InfraRed Capital Partners and Northleaf Capital Partners have purchased Vodafone New Zealand’s passive mobile tower assets for NZ$1.7 billion ($1.06 billion; €1.04 billion).
Each firm will acquire a 40 percent stake, with existing shareholder Infratil reinvesting to hold 20 percent of what will be the country’s largest independent tower company, consisting of 1,484 wholly owned towers. Brookfield Asset Management is set to sell its full stake in the new tower company, which is held in Brookfield Infrastructure Fund IV. Infratil is listed on the New Zealand stock exchange and is managed by Morrison & Co.
Infratil and Brookfield each acquired a 49.5 percent stake in Vodafone NZ in 2019, with both investing NZ$1.029 billion in equity for their respective stakes. As part of the latest deal, the new TowerCo will enter into a 20-year service agreement with Vodafone NZ, providing the latter with access to both existing and new towers. The TowerCo has also committed to building at least 390 new sites over the next decade.

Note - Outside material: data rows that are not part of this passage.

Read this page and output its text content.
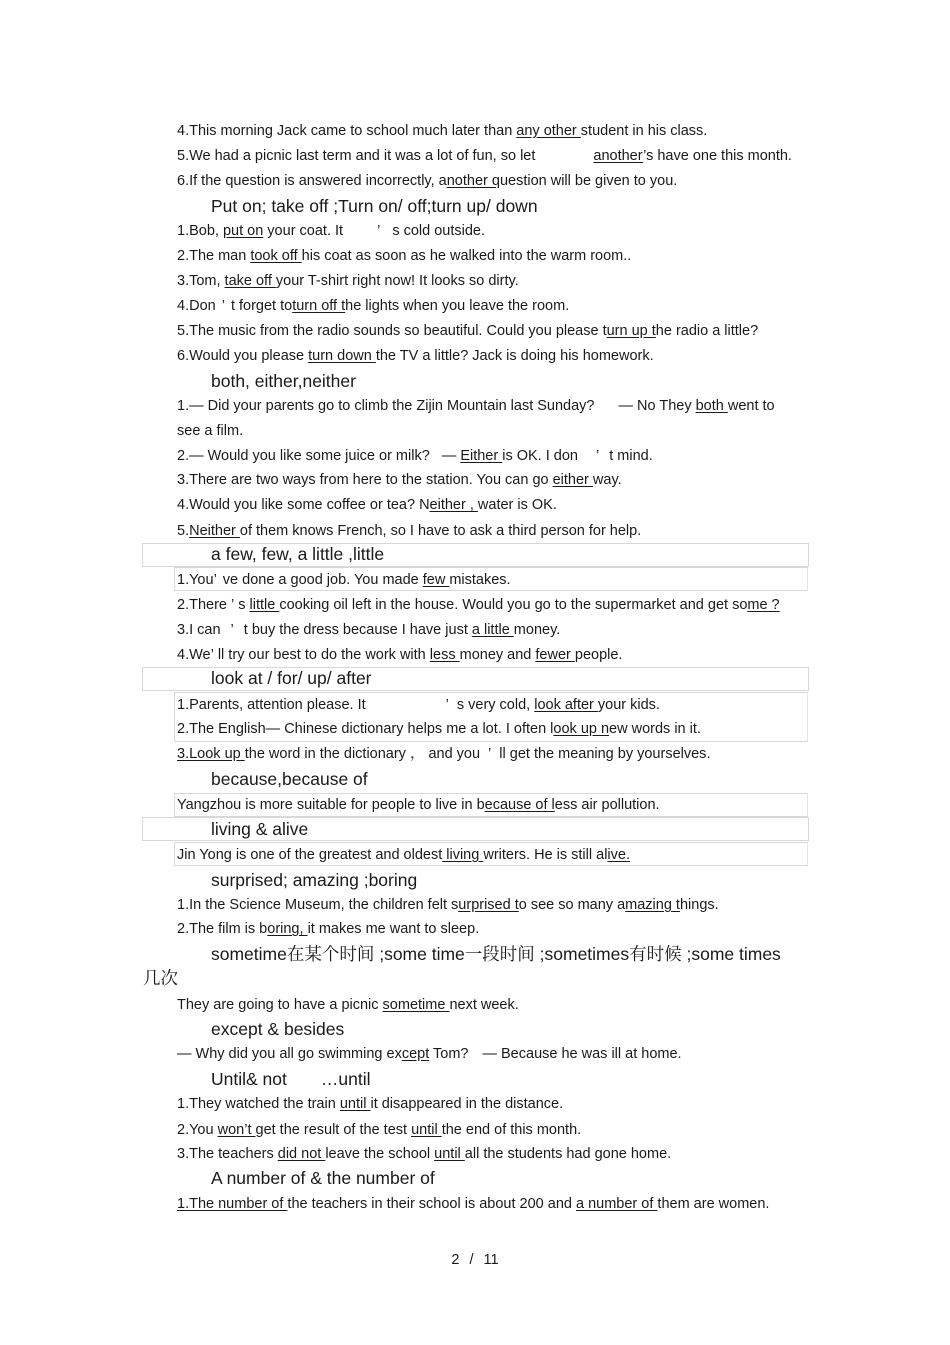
4.This morning Jack came to school much later than any other student in his class.
5.We had a picnic last term and it was a lot of fun, so let	another’s have one this month.
6.If the question is answered incorrectly, another question will be given to you.
Put on; take off ;Turn on/ off;turn up/ down
1.Bob, put on your coat. It ’ s cold outside.
2.The man took off his coat as soon as he walked into the warm room..
3.Tom, take off your T-shirt right now! It looks so dirty.
4.Don ’ t forget toturn off the lights when you leave the room.
5.The music from the radio sounds so beautiful. Could you please turn up the radio a little?
6.Would you please turn down the TV a little? Jack is doing his homework.
both, either,neither
1.— Did your parents go to climb the Zijin Mountain last Sunday? — No They both went to
see a film.
2.— Would you like some juice or milk? — Either is OK. I don ’ t mind.
3.There are two ways from here to the station. You can go either way.
4.Would you like some coffee or tea? Neither , water is OK.
5.Neither of them knows French, so I have to ask a third person for help.
a few, few, a little ,little
1.You’ ve done a good job. You made few mistakes.
2.There ’ s little cooking oil left in the house. Would you go to the supermarket and get some ?
3.I can ’ t buy the dress because I have just a little money.
4.We’ ll try our best to do the work with less money and fewer people.
look at / for/ up/ after
1.Parents, attention please. It	’ s very cold, look after your kids.
2.The English— Chinese dictionary helps me a lot. I often look up new words in it.
3.Look up the word in the dictionary ， and you ’ ll get the meaning by yourselves.
because,because of
Yangzhou is more suitable for people to live in because of less air pollution.
living & alive
Jin Yong is one of the greatest and oldest living writers. He is still alive.
surprised; amazing ;boring
1.In the Science Museum, the children felt surprised to see so many amazing things.
2.The film is boring, it makes me want to sleep.
sometime在某个时间 ;some time一段时间 ;sometimes有时候 ;some times
几次
They are going to have a picnic sometime next week.
except & besides
— Why did you all go swimming except Tom? — Because he was ill at home.
Until& not …until
1.They watched the train until it disappeared in the distance.
2.You won’t get the result of the test until the end of this month.
3.The teachers did not leave the school until all the students had gone home.
A number of & the number of
1.The number of the teachers in their school is about 200 and a number of them are women.
2 / 11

InfraRed’s head of Australia and New Zealand, Sven Stubiçan, told Infrastructure Investor the firm’s investment in the tower assets via its London Stock Exchange-listed fund HICL ties in neatly with the vehicle’s expanded mandate beyond its track record of investing in brownfield PPPs.
“This [deal] is one we’ve been tracking for some time. As the pipeline [of brownfield PPPs] has slowly dried up globally, we’ve expanded the mandate of [HICL] into more regulated assets and, now, into corporate offtake-type opportunities. Tower opportunities are a perfect example of corporate offtake-type opportunities that sit within that core infrastructure definition,” Stubiçan said.
The deal is the latest in a string of tower portfolio deals across Australia and New Zealand, including the recent sale of TPG Telecom’s towers portfolio to OMERS and last year’s sale of Telstra’s mobile tower network to a consortium led by Future Fund. With tower opportunities in the region looking to have reached “the end of [the] road”, Stubiçan said opportunities in the fibre space could be targeted next.
“In terms of outlook, the next logical [step] may be the fibre space. We’re yet to see a volume of fibre transactions come to market [in Australia and New Zealand] and it’s something that’s very much played out overseas,” he explained.
“[We] still have a situation where some of the large corporates [in the region] own the fibre assets, just like they did the towers, and you’d imagine that would be a logical opportunity for a similar type of dynamic to play out [as it did] in the towers space.”
The Vodafone NZ mobile tower assets transaction is expected to complete in the fourth quarter of 2022, subject to New Zealand Overseas Investment Office approval.